Assign students into groups, rather than ask them to choose a group

Several JMU students who were interviewed for this project indicated their preference to have professors assign them to groups, rather than ask them to self-select into a group. (See Video) In addition, it is often observed that students from the same country “clump” together in classes and that if asked to form their own groups, students tend to choose to work with people that they know or who appear most similar to them.  Couple this with the research that indicates that multi-cultural work groups are more effective than mono-cultural groups (Sweeney, 2008). In addition, as society becomes more and more global, we are doing our students a disservice if we do not take every educational opportunity to prepare them for a world which will certainly include the need to collaborate with others from various cultures.  Thus, it is recommended that professors create groups which are diverse in cultural background, while taking into account strengths and challenges of each student. 

Provide opportunities for small projects/in-class group work prior to setting the groups free to conduct a larger project
  • Providing short-term projects for an in-class assignment allows the groups to begin to assess strengths of each participant and to build trust with each other.  It also allows the professor to observe difficulties that may arise and to address those issues at the front end.  For instance, if one person in the group seems to be uninvolved in the discussion and outcome, it may be appropriate to have a discussion with that student to find out what is holding him/her back.  If the problem seems to be overall group dynamics, the professor may want to meet with that group separately to address this before they begin to tackle the larger project. 
  • Often, English language learners may not be used to the pace of U.S. conversations and may not know how to interject a thought or idea without having time to form their English responses. Students with the U.S. cultural expectation for turn taking may perceive this lack of interjection to indicate disinterest or lack of competence.  Both JMU’s English Language Learner Services  and the Communication Center  assist with developing small-group communication skills for students interested in learning the best practices for demonstrating engagement and building credibility.

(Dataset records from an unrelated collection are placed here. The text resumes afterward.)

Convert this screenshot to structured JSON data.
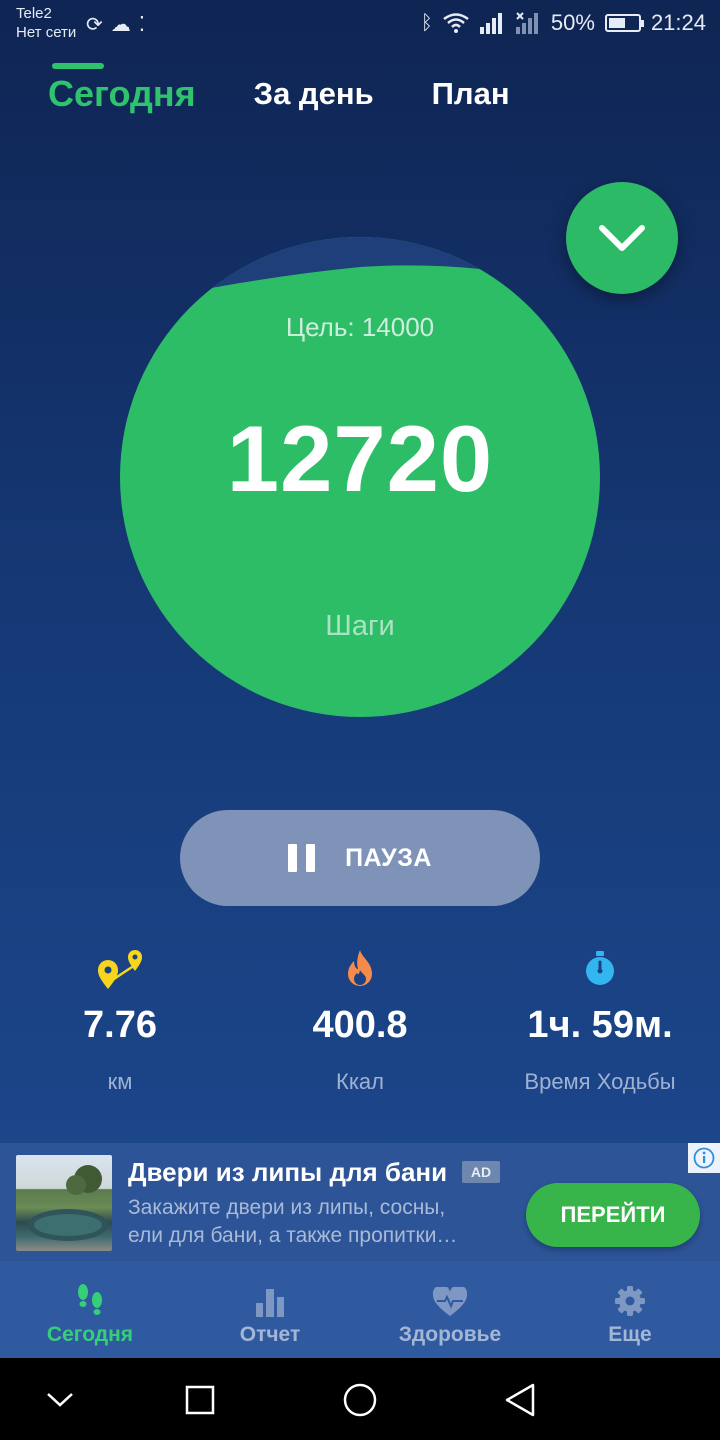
{
  "status_bar": {
    "carrier": "Tele2",
    "network": "Нет сети",
    "battery": "50%",
    "time": "21:24"
  },
  "tabs": [
    {
      "label": "Сегодня",
      "active": true
    },
    {
      "label": "За день",
      "active": false
    },
    {
      "label": "План",
      "active": false
    }
  ],
  "progress": {
    "goal_label": "Цель: 14000",
    "steps": "12720",
    "steps_label": "Шаги",
    "fraction": 0.909
  },
  "pause_button": {
    "label": "ПАУЗА"
  },
  "stats": [
    {
      "value": "7.76",
      "label": "км",
      "icon": "distance-pins-icon",
      "color": "#f7d51d"
    },
    {
      "value": "400.8",
      "label": "Ккал",
      "icon": "flame-icon",
      "color": "#f58a4b"
    },
    {
      "value": "1ч. 59м.",
      "label": "Время Ходьбы",
      "icon": "stopwatch-icon",
      "color": "#33b5f0"
    }
  ],
  "ad": {
    "title": "Двери из липы для бани",
    "badge": "AD",
    "description_line1": "Закажите двери из липы, сосны,",
    "description_line2": "ели для бани, а также пропитки…",
    "cta": "ПЕРЕЙТИ"
  },
  "bottom_nav": [
    {
      "label": "Сегодня",
      "icon": "footsteps-icon",
      "active": true
    },
    {
      "label": "Отчет",
      "icon": "bar-chart-icon",
      "active": false
    },
    {
      "label": "Здоровье",
      "icon": "heart-pulse-icon",
      "active": false
    },
    {
      "label": "Еще",
      "icon": "gear-icon",
      "active": false
    }
  ],
  "colors": {
    "accent": "#2fc36d",
    "circle": "#2ebd67",
    "background_top": "#0f2553",
    "background_bottom": "#1f4d94"
  }
}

Set ground rules for group work

Some professors may want to provide their own list of rules for group work, which might include active listening skills, decision making options, mutual respect, etc.  Other professors may want to give this task to each group to develop their own ground rules.  Either way, this should be completed before the group begins work on the project, and each group should be expected to demonstrate that they followed the rules.   This is especially important when groups are made up of people from different cultures, where “mutual respect” may mean different things and where “group work” has numerous meanings. 

Provide clear expectations for group work

Is it important that all students participate in an oral presentation of their end product? Is it important for the group to demonstrate equal participation? Are all students expected to provide their own notes to show the work they conducted?  Is the group expected to meet on a weekly basis to collaborate on their project, or is it acceptable for them to produce separate work that they pull together in one final meeting?  For the sake of all group members, all requirements should be explicitly stated in writing at the outset of the project.    

Consider giving an incentive for inclusion of a global theme in the project

It may be difficult for students to understand and accept the advantages of having a culturally different person in their work group (Sweeney, 2008).  Including a global theme in the project is one way that a person from another country might be able to provide an advantage to the overall group work.  The intention is not to convey that an international student can only contribute to the group work if a global outcome is included but rather that the inclusion of a global theme is one way of reinforcing the fact that the students will be working in a global society and understanding a problem from a different cultural viewpoint is important to the learning outcomes.